Secret of the Wind
Vocalist Elisabeth Kontomanou first met pianist Geri Allen in March 2011, when both were invited to participate in a Billie Holiday tribute presented in Montreal by the Jazz en Rafale festival. They immediately bonded, igniting a lively correspondence that often centered around thoughts on faith.
Four months later, they reunited in a Normandy studio to create Secret of the Wind, a magnificent work that is both specifically and generally sacred. The disc’s core comprises traditional Afro-American spirituals and likeminded compositions by Marvin Gaye, Grady Tate, Curtis Mayfield, Billy Taylor, Ralph Carmichael and Kontomanou herself (contributing the title track and another original piece). Those tracks are augmented by a trio of secular pop standards—“If I Ruled the World,” “L.O.V.E.” and “Nature Boy”—that broaden the album’s theme to one of peace, love and understanding.

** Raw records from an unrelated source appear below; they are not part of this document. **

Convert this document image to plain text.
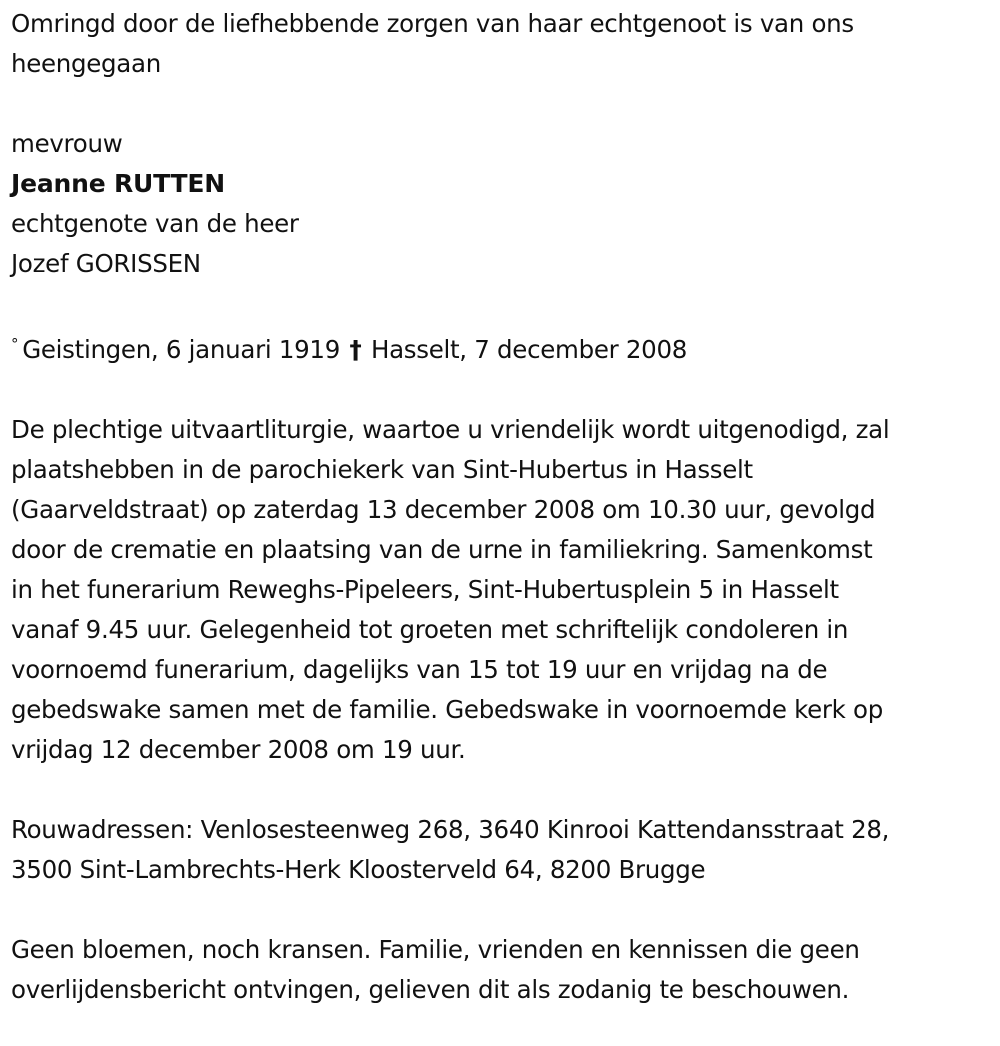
Omringd door de liefhebbende zorgen van haar echtgenoot is van ons
heengegaan
mevrouw
Jeanne RUTTEN
echtgenote van de heer
Jozef GORISSEN
° Geistingen, 6 januari 1919 † Hasselt, 7 december 2008
De plechtige uitvaartliturgie, waartoe u vriendelijk wordt uitgenodigd, zal
plaatshebben in de parochiekerk van Sint-Hubertus in Hasselt
(Gaarveldstraat) op zaterdag 13 december 2008 om 10.30 uur, gevolgd
door de crematie en plaatsing van de urne in familiekring. Samenkomst
in het funerarium Reweghs-Pipeleers, Sint-Hubertusplein 5 in Hasselt
vanaf 9.45 uur. Gelegenheid tot groeten met schriftelijk condoleren in
voornoemd funerarium, dagelijks van 15 tot 19 uur en vrijdag na de
gebedswake samen met de familie. Gebedswake in voornoemde kerk op
vrijdag 12 december 2008 om 19 uur.
Rouwadressen: Venlosesteenweg 268, 3640 Kinrooi Kattendansstraat 28,
3500 Sint-Lambrechts-Herk Kloosterveld 64, 8200 Brugge
Geen bloemen, noch kransen. Familie, vrienden en kennissen die geen
overlijdensbericht ontvingen, gelieven dit als zodanig te beschouwen.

Allen devotees might be surprised by the tremendous restraint she demonstrates. Though she is a full and richly imaginative partner in this project, she clearly appreciates its reverential tone. Kontomanou responds with her finest session to date, magnificently suggesting the musicianship of Carmen McRae blended with the grit of Nina Simone. The depth of their mutual respect is evident throughout, though it is perhaps most superbly demonstrated on Kontomanou’s “Everybody Was Born Free,” propelled by Allen’s steadily knotting and unknotting of tension, and a fiery, testifying treatment of Taylor’s “I Wish I Knew How It Would Feel to Be Free.”